Selon une première estimation publiée vendredi par l'Institut national des statistiques (INE), la croissance espagnole a atteint 5,5% en 2022, en raison notamment de la nette reprise du tourisme - un secteur stratégique pour Madrid - après deux ans de crise sanitaire.

Ce chiffre, supérieur aux prévisions du gouvernement (4,4%), mais aussi de la Banque d'Espagne (4,6%), place l'Espagne, à moins d'un an des législatives, dans le peloton de tête des pays les plus dynamiques de l'UE, où la Commission européenne s'attend à une croissance moyenne de 3,3%.

Contenu Sponsorisé
 
 
 
 
 
 

"Au vu de la situation actuelle, l'Espagne s'en sort bien", surtout comparé aux "autres grandes économies européennes", souligne auprès de l'AFP Rafael Pampillon, professeur d'économie à l'université Ceu San Pablo de Madrid.

Signe de cette bonne santé: le chômage a légèrement reculé pour atteindre 12,87% de la population active l'an dernier, avec une forte progression des emplois en CDI (+1,6 million), dopés par une réforme du marché du travail en vigueur depuis janvier.

Contrairement à ce que prédisaient les "prophètes de l'apocalypse, nous avons aujourd'hui une croissance économique forte, l'inflation la plus faible d'Europe et un emploi record", s'est félicité sur Twitter le Premier ministre socialiste Pedro Sanchez.

"Exception ibérique"

Voilà un an, la situation semblait pourtant mal engagée pour la quatrième économie de la zone euro - l'une des plus affectées par la crise sanitaire, avec un recul historique de son produit intérieur brut (PIB) de 10,8% en 2020.

L'Espagne a en effet été l'un des premiers pays touchés par la flambée de l'inflation, en raison de son manque de connexions électriques avec le reste de l'Europe, qui a empêché la concurrence de jouer sur les prix de l'énergie. En juillet, un pic record de 10,8% a même été atteint.

Mais Madrid a réussi depuis à dompter cette poussée de fièvre. En décembre, l'inflation a ainsi ralenti à 5,7%, le chiffre le plus faible de la zone euro.

Ceci grâce au régime d'"exception ibérique" accordé par Bruxelles à Madrid et Lisbonne, qui a permis depuis l'été de plafonner les prix de l'électricité, mais aussi aux nombreux plans d'aide annoncés par le gouvernement de gauche pour soutenir le pouvoir d'achat.

Ces mesures, concentrées notamment sur les carburants et les loyers, et d'un coût global de 50 milliards d'euros, "ont permis à la consommation de se reporter sur d'autres secteurs" et de "soutenir l'activité", souligne Rafael Pampillon.
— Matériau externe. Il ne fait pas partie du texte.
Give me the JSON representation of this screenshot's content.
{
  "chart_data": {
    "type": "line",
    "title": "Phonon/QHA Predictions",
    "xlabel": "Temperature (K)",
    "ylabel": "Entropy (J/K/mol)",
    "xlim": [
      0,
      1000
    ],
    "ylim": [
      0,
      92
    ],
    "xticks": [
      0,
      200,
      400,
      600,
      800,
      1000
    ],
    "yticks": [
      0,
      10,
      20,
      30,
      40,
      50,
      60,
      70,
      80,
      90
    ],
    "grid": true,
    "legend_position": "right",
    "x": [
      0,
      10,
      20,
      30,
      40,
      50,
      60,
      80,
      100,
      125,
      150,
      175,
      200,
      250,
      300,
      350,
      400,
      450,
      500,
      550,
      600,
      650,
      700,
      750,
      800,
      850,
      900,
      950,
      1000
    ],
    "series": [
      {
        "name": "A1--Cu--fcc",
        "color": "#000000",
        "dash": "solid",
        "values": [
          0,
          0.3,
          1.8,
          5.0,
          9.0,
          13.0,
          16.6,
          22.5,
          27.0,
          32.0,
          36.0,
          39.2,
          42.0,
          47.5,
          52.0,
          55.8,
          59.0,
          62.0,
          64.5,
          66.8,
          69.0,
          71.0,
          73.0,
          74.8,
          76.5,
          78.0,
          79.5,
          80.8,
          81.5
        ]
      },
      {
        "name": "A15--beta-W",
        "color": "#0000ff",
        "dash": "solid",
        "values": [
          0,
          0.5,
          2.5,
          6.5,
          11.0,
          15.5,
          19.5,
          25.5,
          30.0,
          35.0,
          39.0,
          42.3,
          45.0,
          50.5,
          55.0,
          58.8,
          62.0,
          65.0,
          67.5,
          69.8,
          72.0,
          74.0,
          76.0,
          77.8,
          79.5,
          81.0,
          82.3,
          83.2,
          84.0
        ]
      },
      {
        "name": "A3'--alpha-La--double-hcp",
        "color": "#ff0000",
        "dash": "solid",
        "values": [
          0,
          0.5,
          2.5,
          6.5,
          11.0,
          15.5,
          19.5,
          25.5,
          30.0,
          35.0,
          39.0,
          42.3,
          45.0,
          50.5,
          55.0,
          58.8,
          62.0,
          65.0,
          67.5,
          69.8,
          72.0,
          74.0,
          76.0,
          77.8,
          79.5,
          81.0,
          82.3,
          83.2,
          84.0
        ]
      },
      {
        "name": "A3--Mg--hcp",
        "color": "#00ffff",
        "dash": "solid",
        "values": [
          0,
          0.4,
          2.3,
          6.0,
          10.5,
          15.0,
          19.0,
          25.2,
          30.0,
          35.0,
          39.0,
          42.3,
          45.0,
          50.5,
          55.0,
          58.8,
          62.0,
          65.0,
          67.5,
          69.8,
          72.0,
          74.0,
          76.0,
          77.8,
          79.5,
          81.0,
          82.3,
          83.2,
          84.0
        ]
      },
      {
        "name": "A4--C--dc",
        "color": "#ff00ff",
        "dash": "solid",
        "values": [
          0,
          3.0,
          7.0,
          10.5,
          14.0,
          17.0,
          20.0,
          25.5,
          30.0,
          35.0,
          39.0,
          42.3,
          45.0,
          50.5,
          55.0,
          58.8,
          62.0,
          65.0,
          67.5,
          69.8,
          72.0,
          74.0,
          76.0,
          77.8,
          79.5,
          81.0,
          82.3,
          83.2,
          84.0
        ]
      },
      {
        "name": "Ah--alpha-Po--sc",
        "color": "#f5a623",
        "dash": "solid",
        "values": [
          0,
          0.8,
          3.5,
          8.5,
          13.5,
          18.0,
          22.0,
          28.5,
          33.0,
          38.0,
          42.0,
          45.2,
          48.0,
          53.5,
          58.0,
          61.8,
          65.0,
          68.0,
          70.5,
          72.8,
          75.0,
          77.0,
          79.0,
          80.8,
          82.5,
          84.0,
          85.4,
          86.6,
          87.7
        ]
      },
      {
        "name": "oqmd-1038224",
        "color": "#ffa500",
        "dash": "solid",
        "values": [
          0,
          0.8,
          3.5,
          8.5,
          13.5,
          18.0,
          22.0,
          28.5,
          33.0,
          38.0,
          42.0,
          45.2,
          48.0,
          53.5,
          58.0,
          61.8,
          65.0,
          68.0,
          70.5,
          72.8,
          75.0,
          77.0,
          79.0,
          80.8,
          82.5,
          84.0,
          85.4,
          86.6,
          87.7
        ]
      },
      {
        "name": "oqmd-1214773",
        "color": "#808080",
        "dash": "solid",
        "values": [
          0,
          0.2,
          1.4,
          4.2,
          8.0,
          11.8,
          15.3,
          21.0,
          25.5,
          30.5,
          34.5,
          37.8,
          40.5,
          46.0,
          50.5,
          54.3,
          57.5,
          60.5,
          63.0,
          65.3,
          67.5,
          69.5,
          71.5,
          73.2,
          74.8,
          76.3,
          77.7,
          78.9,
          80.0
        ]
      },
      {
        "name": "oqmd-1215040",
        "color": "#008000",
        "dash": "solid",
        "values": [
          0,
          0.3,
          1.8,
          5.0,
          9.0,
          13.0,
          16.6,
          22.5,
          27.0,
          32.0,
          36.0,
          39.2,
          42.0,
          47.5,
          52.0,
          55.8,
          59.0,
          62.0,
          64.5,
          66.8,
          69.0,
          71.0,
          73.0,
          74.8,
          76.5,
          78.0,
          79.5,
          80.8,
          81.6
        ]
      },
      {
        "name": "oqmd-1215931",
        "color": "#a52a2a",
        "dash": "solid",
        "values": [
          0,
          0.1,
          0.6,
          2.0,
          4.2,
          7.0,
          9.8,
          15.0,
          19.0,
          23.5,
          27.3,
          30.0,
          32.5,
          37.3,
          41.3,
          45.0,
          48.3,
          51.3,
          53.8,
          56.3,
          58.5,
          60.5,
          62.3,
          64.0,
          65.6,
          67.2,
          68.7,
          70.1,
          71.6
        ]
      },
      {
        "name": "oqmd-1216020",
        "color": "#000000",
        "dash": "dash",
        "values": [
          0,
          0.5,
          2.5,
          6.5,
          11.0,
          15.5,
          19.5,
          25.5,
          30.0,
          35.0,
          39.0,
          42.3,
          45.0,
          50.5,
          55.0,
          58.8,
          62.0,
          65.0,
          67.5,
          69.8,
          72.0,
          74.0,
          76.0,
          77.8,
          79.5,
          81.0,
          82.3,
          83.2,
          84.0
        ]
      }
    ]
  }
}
D'autant que l'Espagne a bénéficié en parallèle de nombreux investissements, grâce aux fonds du plan de relance européen - dont elle est l'un des principaux bénéficiaires - et à l'appétit mondial pour les énergies renouvelables, en plein boom en Espagne.

"Bon pied"

Tout n'est pas rose pour autant. Selon les économistes, une partie de ces résultats s'explique en effet par un rattrapage, l'Espagne ayant tardé plus que les autres à récupérer de la crise du Covid: d'après le FMI, Madrid ne retrouvera d'ailleurs son niveau d'avant-crise qu'en 2024.

L'économie du pays a en outre connu un net ralentissement depuis l'été. Selon l'INE, la croissance a ainsi plafonné à 0,2% aux troisième et quatrième trimestres. Et d'après la Banque d'Espagne, elle devrait rester atone début 2023.

Enfin, l'argent dépensé pour soutenir le pouvoir d'achat pèse sur les finances publiques alors que le pays a déjà l'un des endettements les plus élevés d'Europe (116% du PIB).

Pour le gouvernement, soucieux de mettre en avant ses bons résultats en vue des législatives de fin 2023, les voyants sont néanmoins au vert: l'Espagne "entame l'année 2023 du bon pied", a assuré récemment la ministre de l'Economie Nadia Calviño.

Selon l'exécutif, le PIB devrait grimper de 2,1% cette année. Une hypothèse jugée optimiste par nombre d'organismes économiques - comme le FMI qui prévoit 1,1% - qui saluent néanmoins la "résilience" de l'Espagne. L'Espagne devrait cette année encore "faire mieux que la plupart des autres pays de la zone euro", prévoit ainsi la banque ING.